Friday, 3 October 2025

DRAQ7 and DRAQ5 in parallel for cell death studies

A team at the Univ of Cologne, led by Manolis Pasparakis, sheds new light on the complexity of RIPK1 and its downstream regulation of cell death and inflammation.  This is shown in the context of dermal inflammation and the dysregulatory effects of mutations at the sites of autophosphorylation and how these sites contribute to the pathogenesis of inflammatory disease.

RIPK1 has been shown to be a key regulator of cell death and inflammation but with little knowledge of downstream effects of mutations on its function.  Dysregulation of RIPK1 has been implicated in the pathology of inflammatory disease when the discrete control of its phosphorylation is lost, making it a useful target for therapeutic inhibition.  The key activation is autophosphorylation, dependent upon two sites, to drive downstream signalling towards apoptosis and necroptosis and ultimately to inflammation.  Different mutations enforced at the phosphorylation sites impose a variety of noticeable changes in the downstream outcomes, for example favouring necroptosis over apoptosis.

The work explored in vivo in mice the impact of mutations on keratinocyte biology and resulting skin lesions, examined by histology and for gene expression patterns.  Immunoblotting studies validated the use of cell death to be a direct correlate for the changes imposed by the mutations to the phosphorylation sites.  From this, extensive in vitro cell-based assays were performed for cell death under different mutations and drug regimes. 

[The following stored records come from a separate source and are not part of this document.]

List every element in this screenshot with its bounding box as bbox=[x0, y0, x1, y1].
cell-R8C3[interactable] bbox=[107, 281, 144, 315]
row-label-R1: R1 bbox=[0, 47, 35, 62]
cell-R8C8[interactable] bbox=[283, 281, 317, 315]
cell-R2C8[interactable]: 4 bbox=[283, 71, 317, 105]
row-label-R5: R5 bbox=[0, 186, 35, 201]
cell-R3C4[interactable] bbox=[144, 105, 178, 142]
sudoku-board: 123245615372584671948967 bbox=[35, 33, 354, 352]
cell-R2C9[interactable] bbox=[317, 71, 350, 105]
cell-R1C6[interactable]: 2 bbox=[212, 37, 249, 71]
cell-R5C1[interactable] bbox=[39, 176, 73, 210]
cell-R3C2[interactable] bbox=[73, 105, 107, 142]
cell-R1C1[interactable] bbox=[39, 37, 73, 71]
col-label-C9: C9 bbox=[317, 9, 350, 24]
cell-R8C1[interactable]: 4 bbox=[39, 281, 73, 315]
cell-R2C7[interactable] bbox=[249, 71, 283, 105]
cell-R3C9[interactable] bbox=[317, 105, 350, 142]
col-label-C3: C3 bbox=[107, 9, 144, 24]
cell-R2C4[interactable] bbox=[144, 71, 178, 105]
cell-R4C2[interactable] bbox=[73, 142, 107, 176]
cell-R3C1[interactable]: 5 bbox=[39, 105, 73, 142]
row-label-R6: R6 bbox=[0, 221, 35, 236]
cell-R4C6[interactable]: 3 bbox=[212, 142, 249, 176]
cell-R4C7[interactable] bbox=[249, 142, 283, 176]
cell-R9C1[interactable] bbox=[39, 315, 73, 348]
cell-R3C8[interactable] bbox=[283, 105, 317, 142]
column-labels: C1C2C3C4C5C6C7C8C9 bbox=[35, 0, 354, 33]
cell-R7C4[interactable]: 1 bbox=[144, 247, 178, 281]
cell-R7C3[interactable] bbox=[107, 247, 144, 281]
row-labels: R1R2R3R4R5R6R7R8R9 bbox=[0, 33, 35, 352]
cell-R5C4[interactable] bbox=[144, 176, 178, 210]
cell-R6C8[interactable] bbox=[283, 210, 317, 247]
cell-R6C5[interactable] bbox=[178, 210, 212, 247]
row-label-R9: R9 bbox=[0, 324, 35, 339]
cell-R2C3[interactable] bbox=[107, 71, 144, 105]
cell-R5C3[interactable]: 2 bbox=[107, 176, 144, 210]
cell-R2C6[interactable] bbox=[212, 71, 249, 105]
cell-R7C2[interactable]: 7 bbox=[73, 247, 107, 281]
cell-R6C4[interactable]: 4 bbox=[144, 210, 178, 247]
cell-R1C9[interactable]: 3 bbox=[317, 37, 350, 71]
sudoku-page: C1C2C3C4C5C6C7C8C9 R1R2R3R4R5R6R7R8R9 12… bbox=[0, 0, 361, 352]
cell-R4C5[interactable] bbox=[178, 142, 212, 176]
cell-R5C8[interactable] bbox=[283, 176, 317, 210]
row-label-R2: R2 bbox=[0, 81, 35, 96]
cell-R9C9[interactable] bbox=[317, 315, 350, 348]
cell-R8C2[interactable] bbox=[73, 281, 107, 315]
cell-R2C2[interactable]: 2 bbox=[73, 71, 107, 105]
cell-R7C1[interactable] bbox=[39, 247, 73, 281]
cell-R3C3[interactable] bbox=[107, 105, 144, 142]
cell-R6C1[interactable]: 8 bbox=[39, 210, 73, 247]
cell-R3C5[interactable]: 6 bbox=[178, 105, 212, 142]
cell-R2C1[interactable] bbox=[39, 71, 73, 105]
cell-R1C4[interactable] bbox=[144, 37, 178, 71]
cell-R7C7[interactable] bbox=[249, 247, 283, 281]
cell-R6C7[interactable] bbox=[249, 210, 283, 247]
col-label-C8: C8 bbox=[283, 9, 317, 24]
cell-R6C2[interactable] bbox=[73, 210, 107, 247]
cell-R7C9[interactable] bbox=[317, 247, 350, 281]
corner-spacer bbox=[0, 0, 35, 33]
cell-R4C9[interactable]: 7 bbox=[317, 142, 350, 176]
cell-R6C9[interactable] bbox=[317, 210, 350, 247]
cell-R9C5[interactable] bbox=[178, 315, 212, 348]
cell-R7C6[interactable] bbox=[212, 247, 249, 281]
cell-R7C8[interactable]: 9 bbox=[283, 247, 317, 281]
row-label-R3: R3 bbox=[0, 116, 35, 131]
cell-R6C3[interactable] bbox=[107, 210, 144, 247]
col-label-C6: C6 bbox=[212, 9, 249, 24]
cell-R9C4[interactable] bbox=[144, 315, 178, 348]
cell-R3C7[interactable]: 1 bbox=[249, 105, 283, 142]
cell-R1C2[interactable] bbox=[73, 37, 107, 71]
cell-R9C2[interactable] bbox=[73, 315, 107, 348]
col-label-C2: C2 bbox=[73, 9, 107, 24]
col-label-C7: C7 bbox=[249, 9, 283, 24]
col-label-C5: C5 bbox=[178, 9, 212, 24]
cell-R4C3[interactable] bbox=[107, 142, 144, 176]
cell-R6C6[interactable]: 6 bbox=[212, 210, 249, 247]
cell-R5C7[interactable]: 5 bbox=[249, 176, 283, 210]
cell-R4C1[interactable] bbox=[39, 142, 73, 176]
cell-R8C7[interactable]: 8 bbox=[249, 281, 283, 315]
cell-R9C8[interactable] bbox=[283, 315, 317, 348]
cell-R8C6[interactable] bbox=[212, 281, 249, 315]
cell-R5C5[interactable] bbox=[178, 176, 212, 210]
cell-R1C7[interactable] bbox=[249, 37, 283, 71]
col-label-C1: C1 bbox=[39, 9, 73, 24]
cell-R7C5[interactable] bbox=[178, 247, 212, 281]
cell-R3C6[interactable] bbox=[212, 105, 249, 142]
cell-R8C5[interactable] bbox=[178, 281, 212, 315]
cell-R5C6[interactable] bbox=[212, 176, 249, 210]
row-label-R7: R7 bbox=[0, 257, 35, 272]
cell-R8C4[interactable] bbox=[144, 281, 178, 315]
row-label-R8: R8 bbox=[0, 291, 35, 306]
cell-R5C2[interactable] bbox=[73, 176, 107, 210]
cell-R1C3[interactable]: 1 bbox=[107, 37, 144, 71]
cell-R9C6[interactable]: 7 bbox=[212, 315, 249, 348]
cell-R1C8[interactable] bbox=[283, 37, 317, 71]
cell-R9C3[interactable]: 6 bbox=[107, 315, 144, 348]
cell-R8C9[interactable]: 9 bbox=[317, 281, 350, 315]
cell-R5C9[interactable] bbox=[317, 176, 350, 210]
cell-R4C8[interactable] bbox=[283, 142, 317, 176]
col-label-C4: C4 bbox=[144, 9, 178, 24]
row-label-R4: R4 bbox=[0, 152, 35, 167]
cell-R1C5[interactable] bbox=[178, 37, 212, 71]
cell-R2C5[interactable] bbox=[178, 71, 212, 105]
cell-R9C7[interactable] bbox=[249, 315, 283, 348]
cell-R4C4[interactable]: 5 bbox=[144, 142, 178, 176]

In these latter assays performed on the Incucyte S3 live-cell analysis system (Essen Bioscience), the far-red fluorescing cell-impermeant DNA-binding viability dye DRAQ7 was used to dynamically report cell death.  Elegantly, the related cell-permeant DRAQ5 was used in replicate wells to give a robust control baseline for the total number of cells and therefore to allow cell death to be reported as a percentage of the total.  This means that the readouts for total cells and cell death is from the same fluorescence channel, simplifying instrument set-up while providing capacity for further chromophores, were these deemed necessary.  In this context one might suggest a reporter of caspase activity and/or mitochondrial health to further unpick the cell death mechanism.

Reference:
Koerner, Lioba, et al. "RIPK1 autophosphorylation at S161 mediates cell death and inflammation." Journal of Experimental Medicine 222.12 (2025): e20250279.